《1》
ローズマリーとガーリックが焼ける香りがローストチキンから立ち上る。
クリスマスイブを挟んだ3日間は、ビストロ・ドゥ・ミニヨンが1年で一番忙しい時期だ。おまけにそれが終わると、おせちの仕込みも始まる。
有紗はまだ乳飲み子の海と莉奈を連日シッターさんに預けなくてはならなかった。それでも洋三と千裕と3人では追いつかないほどやるべきことがある。洋三は神戸から、調理師学校を出て5年になる甥の翔太も呼び寄せた。卒業してからは大阪の和食の店に5年いたが、そこを辞めて次は海外のレストランを目指したいという。その前に少しフレンチかイタリアンで働こうとしていた。
翔太はカーネル・サンダーズを短髪にして小柄にしたような体型で、黒縁のメガネをかけていた。中学のときはラグビーをやっていたといい、なかなか動きは軽かった。体育会系で育ったからか、和食の店で鍛えられたからか、礼儀正しく、なかなか気の利くところもあった。
オマール海老のサラダ仕立て、オレンジソース。ビーツのポタージュ。そしてクリスマスといえば、ローストチキン。この店のローストチキンは、たくさんのきのこや栗を詰めてある。その部分も美味しいと評判になった。

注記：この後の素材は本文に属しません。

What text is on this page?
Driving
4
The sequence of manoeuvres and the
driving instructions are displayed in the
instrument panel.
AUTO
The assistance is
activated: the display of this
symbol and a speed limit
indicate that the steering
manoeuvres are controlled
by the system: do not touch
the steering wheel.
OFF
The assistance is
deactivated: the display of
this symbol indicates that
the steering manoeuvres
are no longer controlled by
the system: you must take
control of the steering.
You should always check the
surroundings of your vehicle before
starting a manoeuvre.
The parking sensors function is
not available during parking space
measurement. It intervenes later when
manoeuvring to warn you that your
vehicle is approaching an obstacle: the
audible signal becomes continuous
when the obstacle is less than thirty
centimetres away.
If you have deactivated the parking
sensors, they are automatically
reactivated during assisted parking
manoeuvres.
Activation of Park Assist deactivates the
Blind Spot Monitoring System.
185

クリスマスイブには未知が、そして翌日のクリスマスには多美子がそれぞれ2名で予約を入れていた。
今日はイブだ。
有紗は朝からパタパタと動きながらも、基本のベシャメル・ソースを仕込んでいる洋三に語りかけているのか、独り言なのか、こうつぶやいた。
「今日の未知ちゃんは希望さんと来るよね。それで、多美子さんはあの鷲士さんんとかいう人の来るのかな」
「その、ITの会社の男か。付き合うとんか」
洋三も何気につぶやいた。有紗はきのこのゴミをとったりむしったりしながら答える。
「わからん。一緒に会社をやり始めたからというて、そうとは限らんけど」
ふうん、と、洋三は小さなため息をついて言った。
「そこに愛はあるのか」
有紗はふふふ、と笑うと、聞き耳を立てている翔太と千裕に指示した。
「翔太くんはビーツの皮を向いてピューレにしてね。千裕ちゃんは、ケーキのほう、早いとこね」
二人はあわてて持ち場についた。